There are 4 main reasons.
- It offers a real prospect of moving us towards a British version of the dual system of education and training that many have admired in Europe for so long and held responsible for some of its economic success. The diagrammatic explanation on page 15 of the Plan may appear deceptively simple, let alone prescriptive, with its ‘academic’ sheep this way and technical ‘goats’ that way, but it offers the one thing employers, learners and others have called for over the years, namely a simple system of routes or pathways.
- It sets out plans to tackle one of the long-standing fault lines in the English education and training system, namely the failure to provide a coherent transition system for those young people not going on to higher education. Numerous Reports and Plans from the Prince’s Trust, to Barnardo’s to Impetus PEF have focused on this issue in recent years. Recently, the House of Lords Social Mobility Committee offered its conclusion in a Report. ‘A young people considering their options is faced with gobbledygook,’ reported the Committee Chair. This is an attempt to cut through that gobbledygook.
- It moves things forward. Vocational education has been more positively re-branded as technical education; 16 has become the age for making pathway choices so ending the debate about whether it should 14 or 16; college courses have been given a new ‘functional’ core; 13,000 potential courses for 16- to 19-year-olds have been limited to occupations or clusters; and there are others.
- As indicated, it’s in tune with the current policy riff of productivity, skills, opportunity and so on.
It’s not all perfect
None of this is to suggest the Plan is perfect; lots of issues have been raised in initial responses.
Mark Dawe of AELP has raised issues about the proposed 15 routes, pointing out that over 50% of jobs lie outside their scope. Gordon Marston, the Shadow Skills Minister, has questioned whether the fledgling Institute for Apprenticeships will have the capacity to manage its enhanced regulatory role. Wonkhe and others have outlined implications for HE given that nearly a quarter of those entering HE last year came armed with a vocational qualification, typically a BTEC in some form. Schools Week has also pointed to the importance of BTECs and other technical qualifications for some schools while raising issues about careers guidance and the proposed transition option. The Association of Colleges has also raised the issue of general and professional qualifications as well as the need to stabilize and fund the college system if it is to lead the delivery of the Plan.
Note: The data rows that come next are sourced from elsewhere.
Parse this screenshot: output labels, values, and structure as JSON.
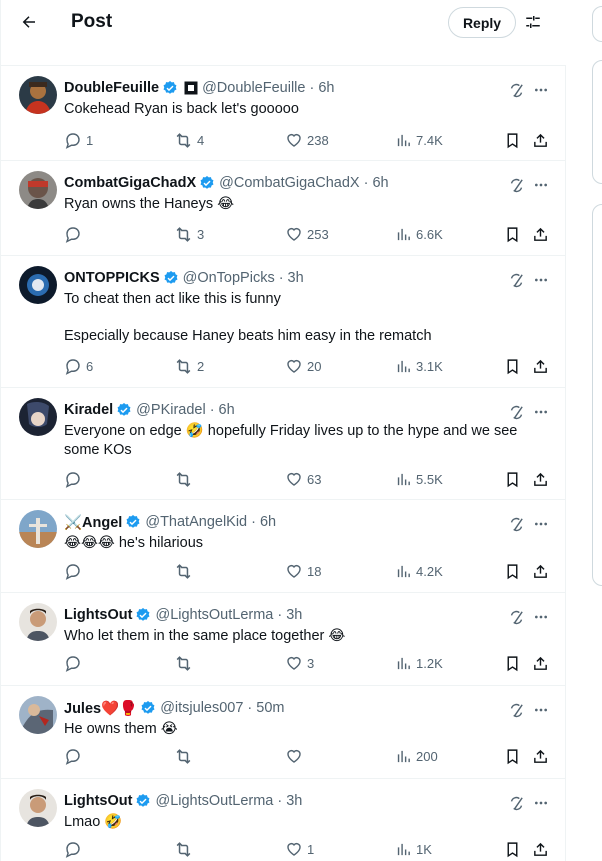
{
  "header": {
    "title": "Post",
    "reply_label": "Reply"
  },
  "tweets": [
    {
      "name": "DoubleFeuille",
      "handle": "@DoubleFeuille",
      "time": "· 6h",
      "text1": "Cokehead Ryan is back let's gooooo",
      "text2": "",
      "replies": "1",
      "retweets": "4",
      "likes": "238",
      "views": "7.4K"
    },
    {
      "name": "CombatGigaChadX",
      "handle": "@CombatGigaChadX",
      "time": "· 6h",
      "text1": "Ryan owns the Haneys 😂",
      "text2": "",
      "replies": "",
      "retweets": "3",
      "likes": "253",
      "views": "6.6K"
    },
    {
      "name": "ONTOPPICKS",
      "handle": "@OnTopPicks",
      "time": "· 3h",
      "text1": "To cheat then act like this is funny",
      "text2": "Especially because Haney beats him easy in the rematch",
      "replies": "6",
      "retweets": "2",
      "likes": "20",
      "views": "3.1K"
    },
    {
      "name": "Kiradel",
      "handle": "@PKiradel",
      "time": "· 6h",
      "text1": "Everyone on edge 🤣 hopefully Friday lives up to the hype and we see some KOs",
      "text2": "",
      "replies": "",
      "retweets": "",
      "likes": "63",
      "views": "5.5K"
    },
    {
      "name": "⚔️Angel",
      "handle": "@ThatAngelKid",
      "time": "· 6h",
      "text1": "😂😂😂 he's hilarious",
      "text2": "",
      "replies": "",
      "retweets": "",
      "likes": "18",
      "views": "4.2K"
    },
    {
      "name": "LightsOut",
      "handle": "@LightsOutLerma",
      "time": "· 3h",
      "text1": "Who let them in the same place together 😂",
      "text2": "",
      "replies": "",
      "retweets": "",
      "likes": "3",
      "views": "1.2K"
    },
    {
      "name": "Jules❤️🥊",
      "handle": "@itsjules007",
      "time": "· 50m",
      "text1": "He owns them 😭",
      "text2": "",
      "replies": "",
      "retweets": "",
      "likes": "",
      "views": "200"
    },
    {
      "name": "LightsOut",
      "handle": "@LightsOutLerma",
      "time": "· 3h",
      "text1": "Lmao 🤣",
      "text2": "",
      "replies": "",
      "retweets": "",
      "likes": "1",
      "views": "1K"
    }
  ],
  "colors": {
    "verified": "#1d9bf0",
    "muted": "#536471",
    "divider": "#eff3f4"
  }
}
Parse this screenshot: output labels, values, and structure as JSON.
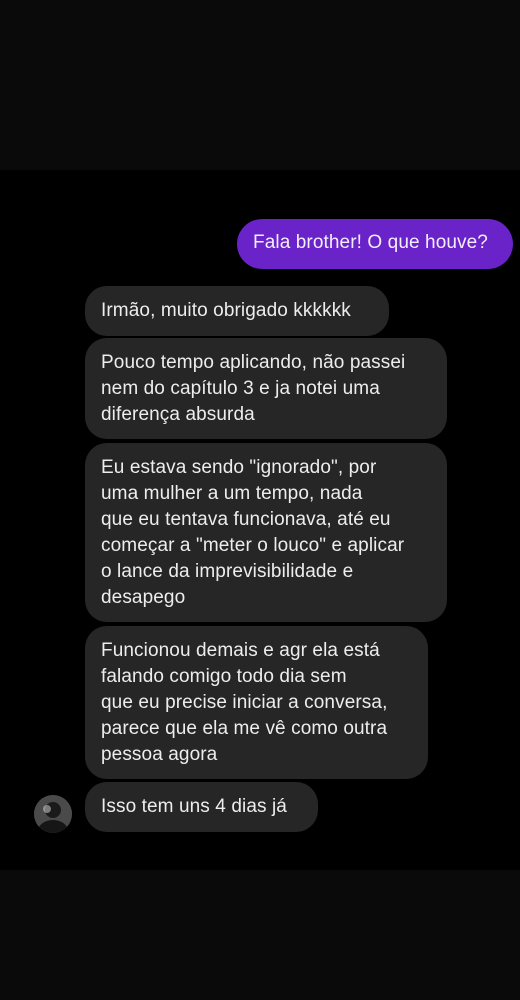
{
  "conversation": {
    "messages": [
      {
        "direction": "outgoing",
        "text": "Fala brother! O que houve?"
      },
      {
        "direction": "incoming",
        "text": "Irmão, muito obrigado kkkkkk"
      },
      {
        "direction": "incoming",
        "text": "Pouco tempo aplicando, não passei\nnem do capítulo 3 e ja notei uma\ndiferença absurda"
      },
      {
        "direction": "incoming",
        "text": "Eu estava sendo \"ignorado\", por\numa mulher a um tempo, nada\nque eu tentava funcionava, até eu\ncomeçar a \"meter o louco\" e aplicar\no lance da imprevisibilidade e\ndesapego"
      },
      {
        "direction": "incoming",
        "text": "Funcionou demais e agr ela está\nfalando comigo todo dia sem\nque eu precise iniciar a conversa,\nparece que ela me vê como outra\npessoa agora"
      },
      {
        "direction": "incoming",
        "text": "Isso tem uns 4 dias já"
      }
    ]
  },
  "colors": {
    "background": "#000000",
    "outgoing_bubble": "#6a22c9",
    "incoming_bubble": "#262626",
    "text": "#ededed"
  }
}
So there are plenty of issues and concerns but also a lot that may be covered off under proposed developments.
What needs to happen now?
It’s probably risky to be too precise about timescales in the current climate but this is what the Plan is indicating needs doing over the coming months.
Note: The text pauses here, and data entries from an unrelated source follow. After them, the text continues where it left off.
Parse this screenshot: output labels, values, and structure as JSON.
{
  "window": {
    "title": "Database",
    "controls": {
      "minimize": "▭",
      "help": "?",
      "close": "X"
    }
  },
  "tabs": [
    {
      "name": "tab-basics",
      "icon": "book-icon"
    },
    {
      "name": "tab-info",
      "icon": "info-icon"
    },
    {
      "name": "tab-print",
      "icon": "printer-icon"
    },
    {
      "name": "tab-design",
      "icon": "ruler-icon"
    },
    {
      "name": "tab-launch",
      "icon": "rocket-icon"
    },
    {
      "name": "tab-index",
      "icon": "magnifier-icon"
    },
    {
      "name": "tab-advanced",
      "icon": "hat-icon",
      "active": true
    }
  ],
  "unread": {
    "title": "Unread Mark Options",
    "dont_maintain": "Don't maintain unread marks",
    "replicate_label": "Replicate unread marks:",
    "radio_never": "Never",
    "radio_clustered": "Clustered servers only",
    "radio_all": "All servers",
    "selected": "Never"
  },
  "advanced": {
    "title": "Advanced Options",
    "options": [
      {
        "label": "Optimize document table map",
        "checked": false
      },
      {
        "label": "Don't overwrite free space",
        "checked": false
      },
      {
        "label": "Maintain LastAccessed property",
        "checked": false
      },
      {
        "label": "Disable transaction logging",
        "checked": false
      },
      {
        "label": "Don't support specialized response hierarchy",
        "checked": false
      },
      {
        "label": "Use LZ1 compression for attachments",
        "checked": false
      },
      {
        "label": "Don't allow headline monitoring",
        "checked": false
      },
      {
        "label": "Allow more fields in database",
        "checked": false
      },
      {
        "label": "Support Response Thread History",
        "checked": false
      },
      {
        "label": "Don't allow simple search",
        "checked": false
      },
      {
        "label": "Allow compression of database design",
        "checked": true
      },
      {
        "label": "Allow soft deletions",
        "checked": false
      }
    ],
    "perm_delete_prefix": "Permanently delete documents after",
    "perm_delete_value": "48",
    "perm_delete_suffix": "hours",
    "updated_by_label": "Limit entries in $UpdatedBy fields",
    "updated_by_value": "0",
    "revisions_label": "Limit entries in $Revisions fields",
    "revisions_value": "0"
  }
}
The number one priority is listed as setting up the new expanded Institute for Apprenticeships which will require legislation being introduced this autumn. More generally, the overall Plan is intended to be implemented ‘progressively’ with new Functional Skills from Sept 2018, new pathfinder routes from Sept 2019 and the whole thing building from 2020. Other specific actions listed in the Plan include the following:
- Publish an updated careers strategy (summer 2016)
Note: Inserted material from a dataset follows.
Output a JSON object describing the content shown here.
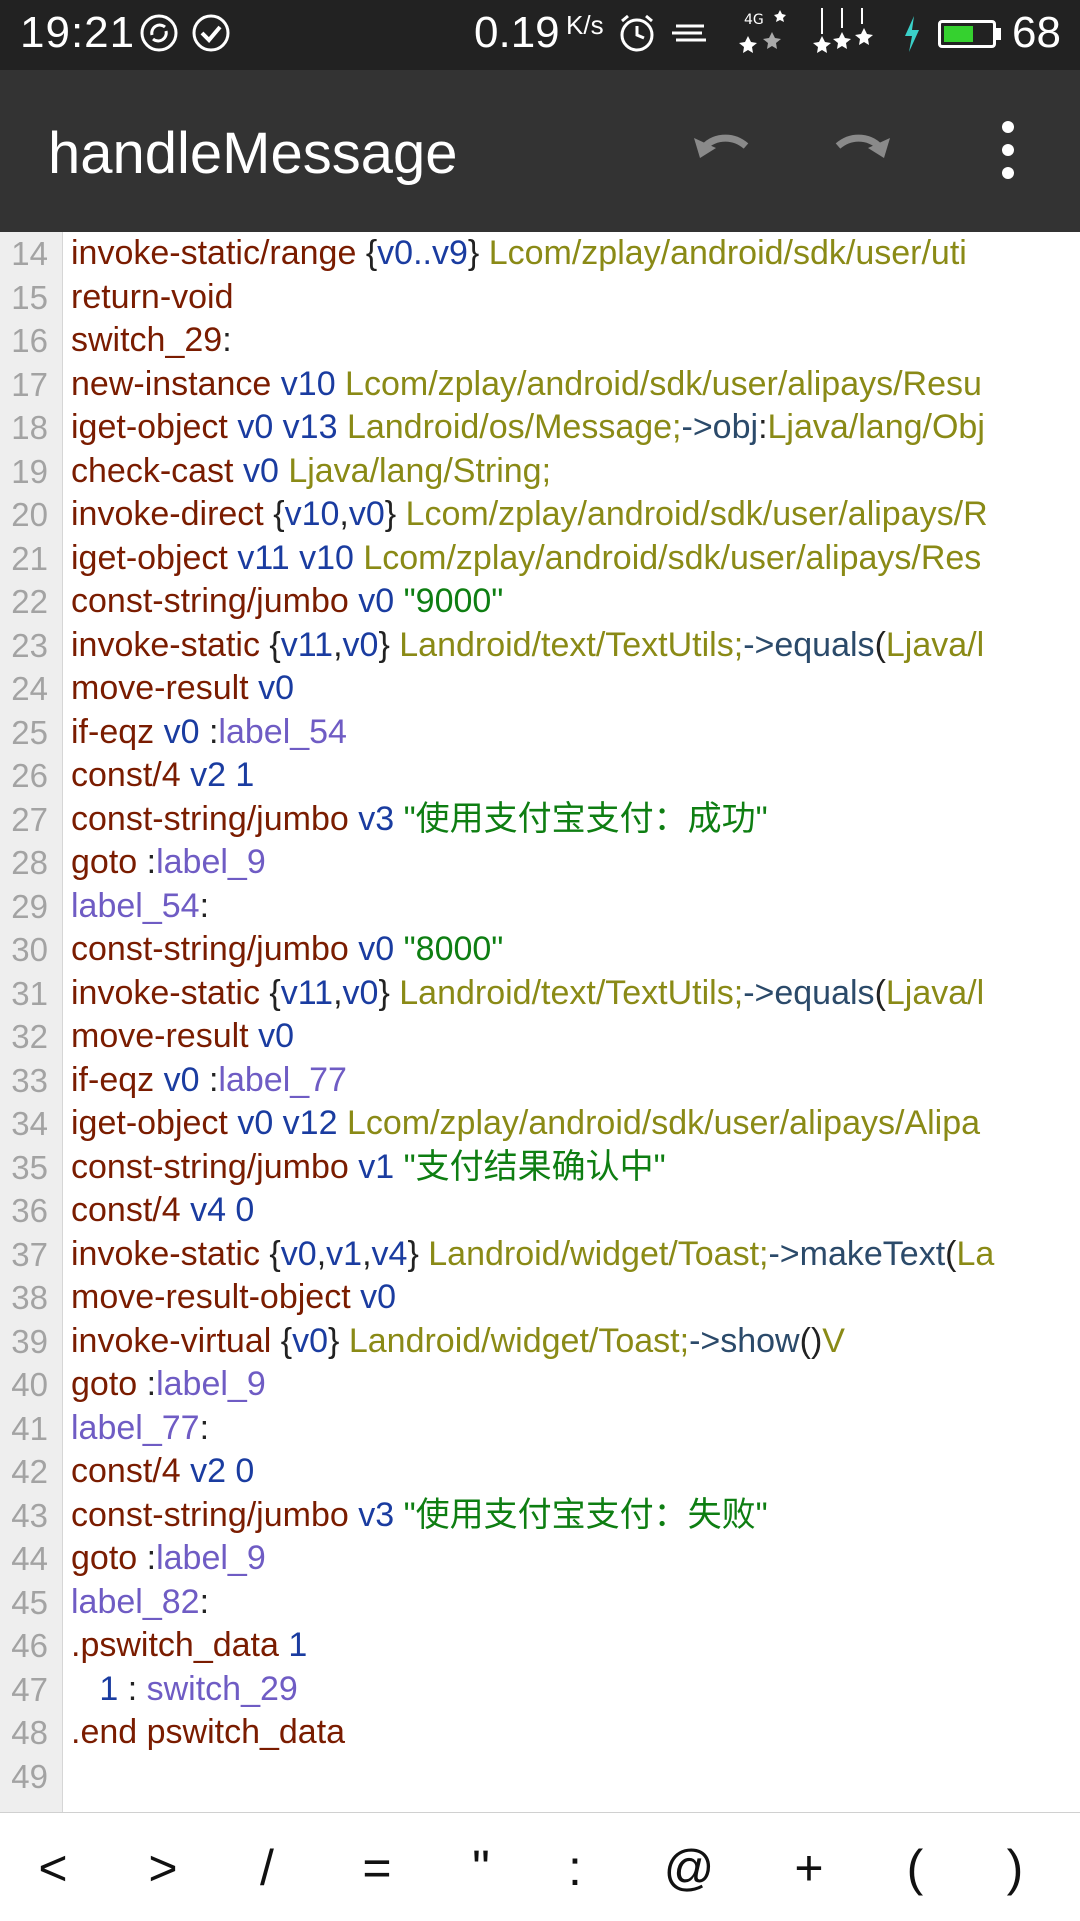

- Announce next steps for the creation of Institutes of Technology (autumn 2016)
- Review 16-19 accountability arrangements in the light of the Plan (later this year)
- Publish the government’s Digital Strategy (later this year)
- Determine the future contribution of general qualifications (later this year)
- Consult on the transition model (later this year)
- Provide more detail on higher level routes (later this year)
- Complete the Smith Review into options for continuing maths beyond the age of 16 (by Dec 2016)
- Complete the college area review process (April 2017)
- Introduce the apprenticeship levy (April 2017)
- Develop a set of transferable workplace skills (next year)
- Develop content for first pathfinder routes (October 2017).